Protocols carry their why; mechanisms carry their sources. Each rule embeds a one-line cached why_brief plus a mechanism_ref connector to a mechanism record. The cache is what the daily routines read. Mechanism changes walk back to every rule referencing it.

What This Means for Anyone Building with Claude Code

Your repo is your durable memory. The connected GitHub repo is the only thing that survives the session. Design what lives there as a database schema.

CLAUDE.md is your highest-leverage lever. Every new session reloads it. Every Routine fire reloads it. Every edit propagates to every future session. So you should spend 10x more time on it.

Don’t make the session remember; make it disciplined at reading. The model has no memory between sessions. Your only knobs are what you write to files and the reading procedure you encode in the system prompt. Instead of fighting statelessness, build to benefit from it, since every session starts fresh and clean.

Verbatim capture is the protocol. Whatever the user types is the record. The agent’s job is to log it faithfully and respond on top of it. Verbatim layer as a source-of-truth is what ensures continuity.

See the system

The OptiMind system repo is public: github.com/tyoon10/optimind. The personal data layer — rules, journal, daily logs, the active CLAUDE.md — stays in a private companion repo; the public side is the system architecture, not the data. The README encodes the same governance rules I’ve used here, including a what-lives-where table for the two-repo split.

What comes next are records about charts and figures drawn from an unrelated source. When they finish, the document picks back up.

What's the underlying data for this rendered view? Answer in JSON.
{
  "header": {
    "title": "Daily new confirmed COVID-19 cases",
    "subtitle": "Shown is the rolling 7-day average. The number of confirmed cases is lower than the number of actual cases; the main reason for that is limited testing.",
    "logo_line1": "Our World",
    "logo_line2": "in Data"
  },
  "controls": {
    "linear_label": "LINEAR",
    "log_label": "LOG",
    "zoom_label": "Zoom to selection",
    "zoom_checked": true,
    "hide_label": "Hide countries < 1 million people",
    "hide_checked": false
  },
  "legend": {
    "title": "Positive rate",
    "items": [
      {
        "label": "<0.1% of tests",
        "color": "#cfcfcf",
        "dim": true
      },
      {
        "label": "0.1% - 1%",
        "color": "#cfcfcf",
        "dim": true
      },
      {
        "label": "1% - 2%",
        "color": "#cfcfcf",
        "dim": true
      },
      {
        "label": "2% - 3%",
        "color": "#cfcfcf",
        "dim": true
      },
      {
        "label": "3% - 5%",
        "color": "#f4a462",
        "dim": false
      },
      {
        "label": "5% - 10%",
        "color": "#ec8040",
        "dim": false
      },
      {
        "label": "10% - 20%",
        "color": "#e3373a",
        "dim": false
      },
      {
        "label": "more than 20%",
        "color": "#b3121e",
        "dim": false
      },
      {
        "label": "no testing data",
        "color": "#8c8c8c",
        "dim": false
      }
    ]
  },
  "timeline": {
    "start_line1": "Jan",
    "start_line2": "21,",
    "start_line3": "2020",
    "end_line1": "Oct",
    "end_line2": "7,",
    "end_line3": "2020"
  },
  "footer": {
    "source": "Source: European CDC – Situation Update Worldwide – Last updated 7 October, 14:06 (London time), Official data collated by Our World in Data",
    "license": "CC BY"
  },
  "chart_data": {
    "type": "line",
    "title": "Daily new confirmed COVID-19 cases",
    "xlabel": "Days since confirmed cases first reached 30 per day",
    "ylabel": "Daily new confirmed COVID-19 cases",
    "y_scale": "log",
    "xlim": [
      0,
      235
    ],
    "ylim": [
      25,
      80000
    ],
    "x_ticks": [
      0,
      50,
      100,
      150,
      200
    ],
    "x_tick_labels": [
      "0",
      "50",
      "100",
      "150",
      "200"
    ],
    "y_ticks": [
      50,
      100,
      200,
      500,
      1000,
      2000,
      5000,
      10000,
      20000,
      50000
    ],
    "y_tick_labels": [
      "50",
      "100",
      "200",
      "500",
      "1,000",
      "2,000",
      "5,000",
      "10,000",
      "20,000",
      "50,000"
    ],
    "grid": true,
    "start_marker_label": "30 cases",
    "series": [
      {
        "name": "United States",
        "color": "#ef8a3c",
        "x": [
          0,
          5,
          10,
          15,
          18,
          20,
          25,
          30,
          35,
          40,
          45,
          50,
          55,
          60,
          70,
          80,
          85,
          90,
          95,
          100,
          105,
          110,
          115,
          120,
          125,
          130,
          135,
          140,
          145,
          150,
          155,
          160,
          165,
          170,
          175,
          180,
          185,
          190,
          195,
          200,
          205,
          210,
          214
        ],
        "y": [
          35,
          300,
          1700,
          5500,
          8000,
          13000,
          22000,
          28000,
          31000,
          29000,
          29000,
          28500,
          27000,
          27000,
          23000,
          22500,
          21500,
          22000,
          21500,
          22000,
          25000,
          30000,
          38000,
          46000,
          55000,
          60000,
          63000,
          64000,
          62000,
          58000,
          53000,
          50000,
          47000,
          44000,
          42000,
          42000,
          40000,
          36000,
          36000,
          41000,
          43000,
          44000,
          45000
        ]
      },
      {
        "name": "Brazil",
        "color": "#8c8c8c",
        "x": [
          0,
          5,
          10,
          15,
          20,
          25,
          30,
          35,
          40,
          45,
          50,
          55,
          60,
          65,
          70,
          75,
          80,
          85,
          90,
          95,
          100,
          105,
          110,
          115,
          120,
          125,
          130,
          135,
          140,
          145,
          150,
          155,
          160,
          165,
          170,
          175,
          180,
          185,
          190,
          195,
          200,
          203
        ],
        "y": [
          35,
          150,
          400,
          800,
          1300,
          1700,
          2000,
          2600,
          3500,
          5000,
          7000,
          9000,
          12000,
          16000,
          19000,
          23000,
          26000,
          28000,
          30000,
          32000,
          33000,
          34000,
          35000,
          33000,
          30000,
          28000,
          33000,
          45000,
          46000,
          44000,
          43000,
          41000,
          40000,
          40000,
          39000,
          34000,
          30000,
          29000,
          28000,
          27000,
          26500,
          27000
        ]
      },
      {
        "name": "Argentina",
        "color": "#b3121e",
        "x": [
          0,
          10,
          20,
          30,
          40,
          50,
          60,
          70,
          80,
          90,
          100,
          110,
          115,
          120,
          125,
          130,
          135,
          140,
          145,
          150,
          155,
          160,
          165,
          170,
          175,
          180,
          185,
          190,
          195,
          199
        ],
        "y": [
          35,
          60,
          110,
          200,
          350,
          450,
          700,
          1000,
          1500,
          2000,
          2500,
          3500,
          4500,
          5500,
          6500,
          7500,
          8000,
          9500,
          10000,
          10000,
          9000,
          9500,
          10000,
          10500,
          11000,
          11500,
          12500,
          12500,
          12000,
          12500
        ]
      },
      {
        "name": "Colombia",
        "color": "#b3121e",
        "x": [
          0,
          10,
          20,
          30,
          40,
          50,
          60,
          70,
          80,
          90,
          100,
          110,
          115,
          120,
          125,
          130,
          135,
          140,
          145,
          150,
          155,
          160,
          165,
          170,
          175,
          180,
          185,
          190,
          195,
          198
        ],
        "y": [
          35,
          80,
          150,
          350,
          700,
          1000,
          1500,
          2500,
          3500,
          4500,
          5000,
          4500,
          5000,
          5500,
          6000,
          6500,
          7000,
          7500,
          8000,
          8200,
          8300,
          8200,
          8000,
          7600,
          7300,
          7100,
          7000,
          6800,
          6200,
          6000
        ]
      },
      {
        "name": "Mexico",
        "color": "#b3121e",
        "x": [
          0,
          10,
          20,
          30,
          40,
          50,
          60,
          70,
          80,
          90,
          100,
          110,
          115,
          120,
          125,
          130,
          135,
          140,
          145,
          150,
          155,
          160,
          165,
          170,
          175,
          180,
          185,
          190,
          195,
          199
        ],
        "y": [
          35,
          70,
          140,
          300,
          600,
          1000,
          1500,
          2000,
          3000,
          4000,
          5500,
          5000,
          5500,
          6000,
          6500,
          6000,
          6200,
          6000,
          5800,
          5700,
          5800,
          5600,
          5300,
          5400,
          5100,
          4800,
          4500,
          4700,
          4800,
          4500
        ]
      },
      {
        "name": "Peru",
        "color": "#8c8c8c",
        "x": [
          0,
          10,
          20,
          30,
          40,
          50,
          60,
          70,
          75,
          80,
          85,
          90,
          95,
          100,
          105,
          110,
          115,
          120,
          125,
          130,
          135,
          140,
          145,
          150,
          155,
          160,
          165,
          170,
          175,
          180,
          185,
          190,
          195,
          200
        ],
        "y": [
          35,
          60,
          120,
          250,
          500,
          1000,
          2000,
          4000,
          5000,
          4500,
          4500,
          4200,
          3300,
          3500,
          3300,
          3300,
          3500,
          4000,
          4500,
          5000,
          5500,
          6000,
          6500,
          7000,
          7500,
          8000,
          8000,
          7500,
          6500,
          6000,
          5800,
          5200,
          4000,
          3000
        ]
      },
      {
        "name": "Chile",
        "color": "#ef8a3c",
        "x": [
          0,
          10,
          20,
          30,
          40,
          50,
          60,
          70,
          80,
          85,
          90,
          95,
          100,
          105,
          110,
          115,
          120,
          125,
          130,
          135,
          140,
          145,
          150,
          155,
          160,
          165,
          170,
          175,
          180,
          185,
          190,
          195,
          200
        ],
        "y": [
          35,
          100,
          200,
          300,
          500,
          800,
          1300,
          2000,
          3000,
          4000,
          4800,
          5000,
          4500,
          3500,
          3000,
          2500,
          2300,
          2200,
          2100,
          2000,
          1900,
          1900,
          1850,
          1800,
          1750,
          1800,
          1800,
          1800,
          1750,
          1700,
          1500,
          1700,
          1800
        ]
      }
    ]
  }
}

If you want to trace where each idea in this article actually lives:

The schemas that make the dual-write contract concrete: schemas/daily_log.schema.json, schemas/journal_entry.schema.md, schemas/user_profile.schema.json.
The three scheduled-Routine prompts in their paste-ready form: routines/morning_brief.md, routines/reflection.md, routines/weekly_review.md.
The dashboard PWA: dashboard/ — SvelteKit + GitHub OAuth (PKCE) + a Cloudflare Pages Function for the token exchange.
The reference implementation of the dual-write logic in Python: optimind-sdk/src/tools/daily.py.
The full design doc — every architectural choice in this article traces back to a section: docs/USER_FLOW_PLAN.md. The doctor-and-chart first-principles framing is §4.7; the memory persistence model is §4.8; the 7-shape input playbook is §4.2; the intent-keyed turn-start procedure is §6.5; the engineering decisions log (where each of these patterns was decided and why) is §9. Both the playbook (§4.2) and the turn-start procedure (§6.5) are mirrored into the runtime journal’s private CLAUDE.md, where they actually drive the agent.
The three-tier KB model + mechanism schema, released in CHANGELOG.md v4.1.0: full rationale, the new mechanism.schema.json, the connector pattern, the three invariants, and the implementation log across both repos.

Instead of training a chatbot, think of building a clinic. The doctors come and go; the chart persists.